# MOWA bike parts... Any experience?



## PhiltheThrill (May 20, 2010)

My riding is recreational, and I have been updating an '85 Cannondale SR300 from it's original components. I have replaced things as they needed repair. I'm at the point now where it would be mainly cosmetic. I have found MOWA chainrings on ebay, and was wondering if anyone has any experience, or knowledge pertaining to their performance.

http://www.mowabike.com/about/about.php


----------



## MarshallH1987 (Jun 17, 2009)

They look cool and they're made from 7075 t6 aluminum which is nice and tough. I can't find what type of anodize they did, hopefully they used the more expensive super hard kind.


----------



## SilverStar (Jan 21, 2008)

Those do look nice...

As far as the anodizing, as far as I know the hard-anodizing only comes in one color: dark grey. So, I'm guessing the Mowa stuff has the regular anodizing.


----------



## PhiltheThrill (May 20, 2010)

The part that caught my attention was the BLK/RED chainring, but I'm considering some of the valve caps/screws too. I wasn't big on the fact that they are mainly distributed through Asian companies, and almost all their listings, if not all, are listed by a Taiwanese seller.


----------



## JohnHenry (Aug 9, 2006)

I have their chainring bolts on 3 bikes, along with star nuts and waterbottle cages...no problems.
Be careful when tightening the water bottles cage nuts.

edit: making consideration to use their chainrings.


----------



## PhiltheThrill (May 20, 2010)

I was definitely going to go for the bolts if I was doing the chainring. I'm wondering if their neck bolt is for quill stems.

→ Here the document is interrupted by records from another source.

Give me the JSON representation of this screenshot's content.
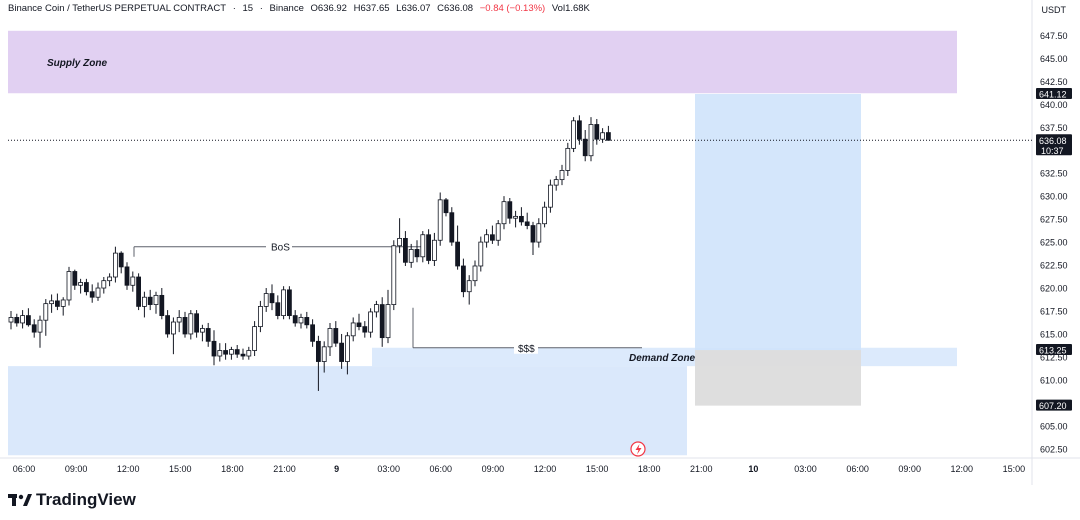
{
  "header": {
    "symbol": "Binance Coin / TetherUS PERPETUAL CONTRACT",
    "interval": "15",
    "exchange": "Binance",
    "open": "O636.92",
    "high": "H637.65",
    "low": "L636.07",
    "close": "C636.08",
    "change": "−0.84 (−0.13%)",
    "volume": "Vol1.68K"
  },
  "currency": "USDT",
  "brand": "TradingView",
  "colors": {
    "supply_zone": "#dcc8f0",
    "demand_zone": "#d6e6fb",
    "up_candle": "#131722",
    "down_candle": "#131722",
    "price_tag": "#131722",
    "target_box": "#cfe3fb",
    "stop_box": "#dcdcdc"
  },
  "chart_data": {
    "type": "candlestick",
    "y_range": [
      601.5,
      649.5
    ],
    "y_ticks": [
      "647.50",
      "645.00",
      "642.50",
      "640.00",
      "637.50",
      "632.50",
      "630.00",
      "627.50",
      "625.00",
      "622.50",
      "620.00",
      "617.50",
      "615.00",
      "612.50",
      "610.00",
      "605.00",
      "602.50"
    ],
    "x_ticks": [
      "06:00",
      "09:00",
      "12:00",
      "15:00",
      "18:00",
      "21:00",
      "9",
      "03:00",
      "06:00",
      "09:00",
      "12:00",
      "15:00",
      "18:00",
      "21:00",
      "10",
      "03:00",
      "06:00",
      "09:00",
      "12:00",
      "15:00"
    ],
    "price_labels": [
      {
        "text": "641.12",
        "value": 641.12
      },
      {
        "text": "636.08",
        "value": 636.08,
        "sub": "10:37"
      },
      {
        "text": "613.25",
        "value": 613.25
      },
      {
        "text": "607.20",
        "value": 607.2
      }
    ],
    "current_price": 636.08,
    "annotations": {
      "supply_zone": {
        "label": "Supply Zone",
        "low": 641.2,
        "high": 648.0
      },
      "demand_zone": {
        "label": "Demand Zone",
        "low": 611.5,
        "high": 613.5
      },
      "lower_demand": {
        "low": 601.8,
        "high": 611.5
      },
      "bos": {
        "label": "BoS",
        "price": 624.5
      },
      "liquidity": {
        "label": "$$$",
        "price": 613.5
      },
      "target": {
        "low": 613.25,
        "high": 641.12
      },
      "stop": {
        "low": 607.2,
        "high": 613.25
      }
    },
    "candles": [
      {
        "o": 616.3,
        "h": 617.5,
        "l": 615.5,
        "c": 616.8
      },
      {
        "o": 616.8,
        "h": 617.2,
        "l": 615.8,
        "c": 616.2
      },
      {
        "o": 616.2,
        "h": 617.6,
        "l": 615.6,
        "c": 617.0
      },
      {
        "o": 617.0,
        "h": 617.8,
        "l": 615.8,
        "c": 616.0
      },
      {
        "o": 616.0,
        "h": 616.6,
        "l": 614.6,
        "c": 615.2
      },
      {
        "o": 615.2,
        "h": 617.0,
        "l": 613.5,
        "c": 616.5
      },
      {
        "o": 616.5,
        "h": 618.8,
        "l": 614.8,
        "c": 618.3
      },
      {
        "o": 618.3,
        "h": 619.3,
        "l": 617.3,
        "c": 618.6
      },
      {
        "o": 618.6,
        "h": 619.4,
        "l": 617.6,
        "c": 618.0
      },
      {
        "o": 618.0,
        "h": 619.0,
        "l": 617.0,
        "c": 618.7
      },
      {
        "o": 618.7,
        "h": 622.3,
        "l": 618.1,
        "c": 621.8
      },
      {
        "o": 621.8,
        "h": 622.0,
        "l": 619.8,
        "c": 620.3
      },
      {
        "o": 620.3,
        "h": 621.0,
        "l": 619.4,
        "c": 620.6
      },
      {
        "o": 620.6,
        "h": 621.0,
        "l": 619.2,
        "c": 619.6
      },
      {
        "o": 619.6,
        "h": 620.4,
        "l": 618.4,
        "c": 619.0
      },
      {
        "o": 619.0,
        "h": 620.6,
        "l": 618.6,
        "c": 620.0
      },
      {
        "o": 620.0,
        "h": 621.2,
        "l": 619.4,
        "c": 620.8
      },
      {
        "o": 620.8,
        "h": 621.6,
        "l": 620.2,
        "c": 621.2
      },
      {
        "o": 621.2,
        "h": 624.5,
        "l": 620.6,
        "c": 623.8
      },
      {
        "o": 623.8,
        "h": 624.0,
        "l": 621.6,
        "c": 622.3
      },
      {
        "o": 622.3,
        "h": 622.8,
        "l": 619.8,
        "c": 620.3
      },
      {
        "o": 620.3,
        "h": 621.8,
        "l": 619.6,
        "c": 621.2
      },
      {
        "o": 621.2,
        "h": 621.6,
        "l": 617.6,
        "c": 618.0
      },
      {
        "o": 618.0,
        "h": 619.6,
        "l": 616.8,
        "c": 619.0
      },
      {
        "o": 619.0,
        "h": 619.8,
        "l": 617.6,
        "c": 618.2
      },
      {
        "o": 618.2,
        "h": 619.6,
        "l": 617.2,
        "c": 619.2
      },
      {
        "o": 619.2,
        "h": 620.0,
        "l": 616.6,
        "c": 617.0
      },
      {
        "o": 617.0,
        "h": 617.6,
        "l": 614.6,
        "c": 615.0
      },
      {
        "o": 615.0,
        "h": 616.8,
        "l": 612.8,
        "c": 616.3
      },
      {
        "o": 616.3,
        "h": 617.6,
        "l": 615.2,
        "c": 616.8
      },
      {
        "o": 616.8,
        "h": 617.4,
        "l": 614.6,
        "c": 615.0
      },
      {
        "o": 615.0,
        "h": 617.6,
        "l": 614.4,
        "c": 617.2
      },
      {
        "o": 617.2,
        "h": 617.6,
        "l": 614.6,
        "c": 615.2
      },
      {
        "o": 615.2,
        "h": 616.0,
        "l": 614.2,
        "c": 615.6
      },
      {
        "o": 615.6,
        "h": 616.2,
        "l": 613.6,
        "c": 614.2
      },
      {
        "o": 614.2,
        "h": 615.4,
        "l": 611.6,
        "c": 612.6
      },
      {
        "o": 612.6,
        "h": 614.0,
        "l": 612.0,
        "c": 613.2
      },
      {
        "o": 613.2,
        "h": 614.0,
        "l": 612.2,
        "c": 612.8
      },
      {
        "o": 612.8,
        "h": 613.6,
        "l": 612.2,
        "c": 613.3
      },
      {
        "o": 613.3,
        "h": 613.8,
        "l": 612.4,
        "c": 612.8
      },
      {
        "o": 612.8,
        "h": 613.4,
        "l": 612.2,
        "c": 612.6
      },
      {
        "o": 612.6,
        "h": 613.6,
        "l": 612.2,
        "c": 613.2
      },
      {
        "o": 613.2,
        "h": 616.4,
        "l": 612.6,
        "c": 615.8
      },
      {
        "o": 615.8,
        "h": 618.6,
        "l": 615.2,
        "c": 618.0
      },
      {
        "o": 618.0,
        "h": 620.0,
        "l": 617.4,
        "c": 619.4
      },
      {
        "o": 619.4,
        "h": 620.4,
        "l": 617.6,
        "c": 618.4
      },
      {
        "o": 618.4,
        "h": 619.2,
        "l": 616.6,
        "c": 617.0
      },
      {
        "o": 617.0,
        "h": 620.2,
        "l": 616.6,
        "c": 619.8
      },
      {
        "o": 619.8,
        "h": 620.2,
        "l": 616.6,
        "c": 617.0
      },
      {
        "o": 617.0,
        "h": 617.6,
        "l": 615.8,
        "c": 616.2
      },
      {
        "o": 616.2,
        "h": 617.2,
        "l": 615.6,
        "c": 616.8
      },
      {
        "o": 616.8,
        "h": 617.4,
        "l": 615.6,
        "c": 616.0
      },
      {
        "o": 616.0,
        "h": 616.6,
        "l": 613.6,
        "c": 614.2
      },
      {
        "o": 614.2,
        "h": 614.8,
        "l": 608.8,
        "c": 612.0
      },
      {
        "o": 612.0,
        "h": 614.2,
        "l": 610.8,
        "c": 613.6
      },
      {
        "o": 613.6,
        "h": 616.2,
        "l": 612.6,
        "c": 615.6
      },
      {
        "o": 615.6,
        "h": 616.4,
        "l": 613.6,
        "c": 614.0
      },
      {
        "o": 614.0,
        "h": 615.0,
        "l": 611.2,
        "c": 612.0
      },
      {
        "o": 612.0,
        "h": 615.2,
        "l": 610.6,
        "c": 614.8
      },
      {
        "o": 614.8,
        "h": 616.8,
        "l": 614.2,
        "c": 616.2
      },
      {
        "o": 616.2,
        "h": 617.2,
        "l": 615.4,
        "c": 615.8
      },
      {
        "o": 615.8,
        "h": 616.4,
        "l": 614.6,
        "c": 615.2
      },
      {
        "o": 615.2,
        "h": 617.8,
        "l": 614.6,
        "c": 617.4
      },
      {
        "o": 617.4,
        "h": 618.6,
        "l": 616.8,
        "c": 618.2
      },
      {
        "o": 618.2,
        "h": 619.0,
        "l": 613.6,
        "c": 614.6
      },
      {
        "o": 614.6,
        "h": 619.8,
        "l": 614.0,
        "c": 618.2
      },
      {
        "o": 618.2,
        "h": 625.2,
        "l": 617.6,
        "c": 624.6
      },
      {
        "o": 624.6,
        "h": 627.6,
        "l": 623.8,
        "c": 625.4
      },
      {
        "o": 625.4,
        "h": 626.2,
        "l": 622.4,
        "c": 622.8
      },
      {
        "o": 622.8,
        "h": 624.8,
        "l": 622.2,
        "c": 624.2
      },
      {
        "o": 624.2,
        "h": 625.2,
        "l": 622.8,
        "c": 623.4
      },
      {
        "o": 623.4,
        "h": 626.2,
        "l": 622.8,
        "c": 625.8
      },
      {
        "o": 625.8,
        "h": 626.4,
        "l": 622.6,
        "c": 623.0
      },
      {
        "o": 623.0,
        "h": 626.0,
        "l": 622.4,
        "c": 625.2
      },
      {
        "o": 625.2,
        "h": 630.4,
        "l": 624.6,
        "c": 629.6
      },
      {
        "o": 629.6,
        "h": 629.8,
        "l": 627.8,
        "c": 628.2
      },
      {
        "o": 628.2,
        "h": 628.8,
        "l": 624.6,
        "c": 625.0
      },
      {
        "o": 625.0,
        "h": 626.8,
        "l": 622.0,
        "c": 622.4
      },
      {
        "o": 622.4,
        "h": 623.2,
        "l": 619.0,
        "c": 619.6
      },
      {
        "o": 619.6,
        "h": 621.4,
        "l": 618.2,
        "c": 620.8
      },
      {
        "o": 620.8,
        "h": 623.0,
        "l": 620.2,
        "c": 622.4
      },
      {
        "o": 622.4,
        "h": 625.6,
        "l": 621.8,
        "c": 625.0
      },
      {
        "o": 625.0,
        "h": 626.4,
        "l": 624.4,
        "c": 625.8
      },
      {
        "o": 625.8,
        "h": 626.8,
        "l": 624.8,
        "c": 625.2
      },
      {
        "o": 625.2,
        "h": 627.4,
        "l": 624.6,
        "c": 627.0
      },
      {
        "o": 627.0,
        "h": 630.0,
        "l": 626.4,
        "c": 629.4
      },
      {
        "o": 629.4,
        "h": 629.8,
        "l": 627.0,
        "c": 627.6
      },
      {
        "o": 627.6,
        "h": 628.4,
        "l": 626.6,
        "c": 627.8
      },
      {
        "o": 627.8,
        "h": 628.8,
        "l": 626.8,
        "c": 627.2
      },
      {
        "o": 627.2,
        "h": 628.2,
        "l": 626.4,
        "c": 626.8
      },
      {
        "o": 626.8,
        "h": 627.2,
        "l": 623.6,
        "c": 625.0
      },
      {
        "o": 625.0,
        "h": 627.6,
        "l": 624.4,
        "c": 627.0
      },
      {
        "o": 627.0,
        "h": 629.4,
        "l": 626.6,
        "c": 628.8
      },
      {
        "o": 628.8,
        "h": 631.8,
        "l": 628.2,
        "c": 631.2
      },
      {
        "o": 631.2,
        "h": 632.2,
        "l": 630.6,
        "c": 631.8
      },
      {
        "o": 631.8,
        "h": 633.4,
        "l": 631.2,
        "c": 632.8
      },
      {
        "o": 632.8,
        "h": 635.8,
        "l": 632.2,
        "c": 635.2
      },
      {
        "o": 635.2,
        "h": 638.6,
        "l": 634.8,
        "c": 638.2
      },
      {
        "o": 638.2,
        "h": 638.8,
        "l": 635.6,
        "c": 636.2
      },
      {
        "o": 636.2,
        "h": 637.2,
        "l": 633.8,
        "c": 634.4
      },
      {
        "o": 634.4,
        "h": 638.6,
        "l": 633.8,
        "c": 637.8
      },
      {
        "o": 637.8,
        "h": 638.4,
        "l": 635.6,
        "c": 636.2
      },
      {
        "o": 636.2,
        "h": 637.4,
        "l": 635.8,
        "c": 636.9
      },
      {
        "o": 636.92,
        "h": 637.65,
        "l": 636.07,
        "c": 636.08
      }
    ]
  }
}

http://www.mowabike.com/products/detail.php?Key=18&cID=1


----------



## SilverStar (Jan 21, 2008)

PhiltheThrill said:


> I was definitely going to go for the bolts if I was doing the chainring. I'm wondering if their neck bolt is for quill stems.
> 
> http://www.mowabike.com/products/detail.php?Key=18&cID=1



Nope...that's a top cap screw for a threadless headset.


----------



## PhiltheThrill (May 20, 2010)

Damn, there goes the whole look of the bike.


----------



## JohnHenry (Aug 9, 2006)

check out KCNC, FAR and NEAR, and Aerozine, too...there may be a couple others out there...HOPE, purelycustom.com


----------



## PhiltheThrill (May 20, 2010)

Cool will do during my recovery cup o coffee.


----------